Pair Corralation between State Bank and LT Technology
Assuming the 90 days trading horizon State Bank of is expected to generate 1.08 times more return on investment than LT Technology. However, State Bank is 1.08 times more volatile than LT Technology Services. It trades about 0.07 of its potential returns per unit of risk. LT Technology Services is currently generating about -0.01 per unit of risk. If you would invest 63,111 in State Bank of on September 24, 2024 and sell it today you would earn a total of 18,089 from holding State Bank of or generate 28.66% return on investment over 90 days.

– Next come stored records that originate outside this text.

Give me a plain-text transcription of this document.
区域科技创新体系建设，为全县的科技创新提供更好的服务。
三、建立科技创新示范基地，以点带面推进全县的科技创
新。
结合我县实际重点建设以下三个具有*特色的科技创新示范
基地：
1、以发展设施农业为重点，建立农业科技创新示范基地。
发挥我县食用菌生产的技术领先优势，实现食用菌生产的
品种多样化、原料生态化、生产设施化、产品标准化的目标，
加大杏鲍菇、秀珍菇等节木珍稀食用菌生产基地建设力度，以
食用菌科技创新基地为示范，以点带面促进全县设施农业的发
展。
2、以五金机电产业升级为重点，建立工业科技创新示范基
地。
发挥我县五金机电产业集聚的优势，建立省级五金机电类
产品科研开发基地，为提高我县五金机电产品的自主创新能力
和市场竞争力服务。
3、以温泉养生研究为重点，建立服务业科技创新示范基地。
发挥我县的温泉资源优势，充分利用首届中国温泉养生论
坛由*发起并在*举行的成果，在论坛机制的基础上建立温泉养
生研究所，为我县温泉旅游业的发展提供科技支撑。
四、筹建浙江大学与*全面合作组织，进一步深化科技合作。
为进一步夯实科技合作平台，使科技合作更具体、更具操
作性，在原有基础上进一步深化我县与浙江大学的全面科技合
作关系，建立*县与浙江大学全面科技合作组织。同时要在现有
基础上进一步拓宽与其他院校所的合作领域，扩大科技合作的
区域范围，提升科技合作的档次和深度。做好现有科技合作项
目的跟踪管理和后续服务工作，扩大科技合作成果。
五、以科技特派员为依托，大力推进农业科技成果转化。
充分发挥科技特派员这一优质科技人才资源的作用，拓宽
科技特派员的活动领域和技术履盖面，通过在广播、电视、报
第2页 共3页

Time Period | 3 Months [change] |
Direction | Moves Against |
Strength | Insignificant |
Accuracy | 99.18% |
Values | Daily Returns |
State Bank of vs. LT Technology Services
Performance |
Timeline |
State Bank |
LT Technology Services |
State Bank and LT Technology Volatility Contrast
Predicted Return Density |
Returns |
Pair Trading with State Bank and LT Technology
The main advantage of trading using opposite State Bank and LT Technology positions is that it hedges away some unsystematic risk. Because of two separate transactions, even if State Bank position performs unexpectedly, LT Technology can make up some of the losses. Pair trading also minimizes risk from directional movements in the market. For example, if an entire industry or sector drops because of unexpected headlines, the short position in LT Technology will offset losses from the drop in LT Technology's long position.State Bank vs. TECIL Chemicals and | State Bank vs. HDFC Life Insurance | State Bank vs. Chembond Chemicals | State Bank vs. Tata Chemicals Limited |
LT Technology vs. State Bank of | LT Technology vs. Life Insurance | LT Technology vs. HDFC Bank Limited | LT Technology vs. ICICI Bank Limited |
Check out your portfolio center.Note that this page's information should be used as a complementary analysis to find the right mix of equity instruments to add to your existing portfolios or create a brand new portfolio. You can also try the Portfolio Volatility module to check portfolio volatility and analyze historical return density to properly model market risk.